Tomorrow will be their day - Shrove Tuesday. But they have been around for some time now. Their job is to chase winter away, so that spring can come into the land. And this is how they arrived to our village for us to see and hear them:

They danced and rang their cowbells. They made such noise that cold and bad weather are bound to go.

Traditionally, only an unwed man could become a Kurent (or Korant) as the mask is called. They danced and danced and received handkerchiefs from pretty girls. They stuck them behind their belts. And danced on. It takes a lot of energy to persist for days under that heavy sheep skin (seven of them, really), but they have to do their job properly.

After the dance they put their masks on display, so we could have a closer look:
Those are their red tongues, sticking out.
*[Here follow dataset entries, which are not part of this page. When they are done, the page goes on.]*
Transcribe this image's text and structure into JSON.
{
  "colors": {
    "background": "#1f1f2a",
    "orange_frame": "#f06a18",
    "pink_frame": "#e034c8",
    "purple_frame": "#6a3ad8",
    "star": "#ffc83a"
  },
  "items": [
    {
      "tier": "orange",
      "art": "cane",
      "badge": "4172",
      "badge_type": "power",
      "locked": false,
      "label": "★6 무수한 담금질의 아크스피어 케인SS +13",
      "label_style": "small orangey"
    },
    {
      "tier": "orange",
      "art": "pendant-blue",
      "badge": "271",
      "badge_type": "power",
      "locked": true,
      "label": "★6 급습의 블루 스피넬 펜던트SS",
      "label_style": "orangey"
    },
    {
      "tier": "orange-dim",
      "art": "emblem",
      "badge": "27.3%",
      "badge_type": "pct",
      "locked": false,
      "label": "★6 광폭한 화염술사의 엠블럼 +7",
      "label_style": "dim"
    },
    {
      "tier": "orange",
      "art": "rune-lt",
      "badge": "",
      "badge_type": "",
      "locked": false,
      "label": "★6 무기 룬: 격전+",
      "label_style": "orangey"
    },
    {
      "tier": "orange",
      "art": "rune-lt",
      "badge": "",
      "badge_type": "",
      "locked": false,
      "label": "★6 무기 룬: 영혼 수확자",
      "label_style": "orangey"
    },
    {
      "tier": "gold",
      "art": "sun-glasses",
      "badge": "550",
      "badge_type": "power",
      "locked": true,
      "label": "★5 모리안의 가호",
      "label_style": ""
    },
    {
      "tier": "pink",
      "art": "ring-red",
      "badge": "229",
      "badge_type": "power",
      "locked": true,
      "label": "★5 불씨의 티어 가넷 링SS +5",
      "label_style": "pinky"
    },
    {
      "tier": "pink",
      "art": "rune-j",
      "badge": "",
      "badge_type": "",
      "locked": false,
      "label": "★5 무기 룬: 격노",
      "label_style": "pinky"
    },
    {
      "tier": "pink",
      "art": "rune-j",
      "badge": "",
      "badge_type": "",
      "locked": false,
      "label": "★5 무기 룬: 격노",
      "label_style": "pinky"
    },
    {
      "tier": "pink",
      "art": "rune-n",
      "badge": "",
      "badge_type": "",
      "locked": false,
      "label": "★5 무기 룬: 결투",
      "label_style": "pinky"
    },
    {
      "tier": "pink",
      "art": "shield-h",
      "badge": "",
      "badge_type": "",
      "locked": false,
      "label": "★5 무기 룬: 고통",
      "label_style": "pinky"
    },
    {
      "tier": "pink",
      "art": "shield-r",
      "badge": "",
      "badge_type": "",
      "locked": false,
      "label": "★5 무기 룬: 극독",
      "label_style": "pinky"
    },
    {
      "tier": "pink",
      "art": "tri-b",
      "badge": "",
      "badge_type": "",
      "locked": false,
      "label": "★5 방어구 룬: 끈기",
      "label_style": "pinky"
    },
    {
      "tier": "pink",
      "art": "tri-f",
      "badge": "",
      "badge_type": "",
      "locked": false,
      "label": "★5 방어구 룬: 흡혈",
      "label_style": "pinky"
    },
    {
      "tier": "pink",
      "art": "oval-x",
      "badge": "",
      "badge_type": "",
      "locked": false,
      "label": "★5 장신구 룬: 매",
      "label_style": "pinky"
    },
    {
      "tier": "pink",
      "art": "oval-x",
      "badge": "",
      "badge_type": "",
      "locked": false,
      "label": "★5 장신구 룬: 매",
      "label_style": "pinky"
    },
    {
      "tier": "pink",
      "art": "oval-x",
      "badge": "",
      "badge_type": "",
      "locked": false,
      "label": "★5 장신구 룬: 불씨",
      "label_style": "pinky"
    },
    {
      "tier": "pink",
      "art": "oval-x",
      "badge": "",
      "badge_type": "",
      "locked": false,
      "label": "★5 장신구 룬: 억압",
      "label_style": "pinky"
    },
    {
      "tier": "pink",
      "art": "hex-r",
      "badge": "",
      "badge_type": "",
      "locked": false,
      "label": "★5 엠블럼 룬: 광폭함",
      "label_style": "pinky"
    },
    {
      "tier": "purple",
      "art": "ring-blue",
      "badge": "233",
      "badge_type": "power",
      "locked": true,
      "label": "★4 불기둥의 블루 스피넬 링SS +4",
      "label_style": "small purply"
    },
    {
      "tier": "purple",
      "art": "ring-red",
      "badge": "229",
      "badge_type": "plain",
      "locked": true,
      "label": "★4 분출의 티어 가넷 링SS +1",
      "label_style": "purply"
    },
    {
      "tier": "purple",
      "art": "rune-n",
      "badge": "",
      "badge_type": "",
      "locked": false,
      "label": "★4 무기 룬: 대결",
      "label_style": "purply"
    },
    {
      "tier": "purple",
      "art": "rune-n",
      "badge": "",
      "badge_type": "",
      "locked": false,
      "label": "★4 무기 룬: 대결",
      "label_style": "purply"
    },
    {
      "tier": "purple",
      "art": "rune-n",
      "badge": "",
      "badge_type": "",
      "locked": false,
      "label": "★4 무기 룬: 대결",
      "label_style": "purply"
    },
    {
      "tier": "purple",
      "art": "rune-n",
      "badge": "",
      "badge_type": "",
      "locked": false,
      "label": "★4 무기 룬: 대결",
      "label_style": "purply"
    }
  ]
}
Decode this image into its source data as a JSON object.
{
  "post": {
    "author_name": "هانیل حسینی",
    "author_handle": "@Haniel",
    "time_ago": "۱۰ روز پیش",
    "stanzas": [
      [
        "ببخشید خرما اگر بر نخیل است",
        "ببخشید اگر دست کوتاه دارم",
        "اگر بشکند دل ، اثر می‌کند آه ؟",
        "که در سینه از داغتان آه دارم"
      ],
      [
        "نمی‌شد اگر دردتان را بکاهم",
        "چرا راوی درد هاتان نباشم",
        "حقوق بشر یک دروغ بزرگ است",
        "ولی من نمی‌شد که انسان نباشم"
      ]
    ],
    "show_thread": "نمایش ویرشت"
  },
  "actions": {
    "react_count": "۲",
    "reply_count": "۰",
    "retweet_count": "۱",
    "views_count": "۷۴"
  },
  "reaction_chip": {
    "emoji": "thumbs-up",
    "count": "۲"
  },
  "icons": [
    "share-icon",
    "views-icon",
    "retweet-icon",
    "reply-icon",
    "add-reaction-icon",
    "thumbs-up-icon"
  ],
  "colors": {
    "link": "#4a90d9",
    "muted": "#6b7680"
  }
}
Aren't they scary? Traditionally, they never took their masks off, nowadays it's different.

I hope the spring that's coming will be good. We have the Kurents' good wishes and maybe I'll be good, too. Good enough to stop making good resolutions every day.


  1. What a wonderful set of pictures! I wonder how far back these traditions go - pre-Christian, maybe? In my town, our "folk customs" are recurring events that started only recently. Having a tradition that's been around for 20 years is a big deal, and often these are customs that are quite commercial. (Not always - we have a lovely pageant/parade sponsored by a theater group that happens around May Day.) It seems that people need to mark the seasons' changes communally, and find ways of connecting beyond our little boring singular lives.

  2. Yes, these costumes origin from paganism. We have several. The ones in the photos are from about 200 km away, so they visited us for the people to see them.
    In carnivals we have traditional masks as well as modern ones, reflecting what is going on at the moment and what irritates us or makes us laugh.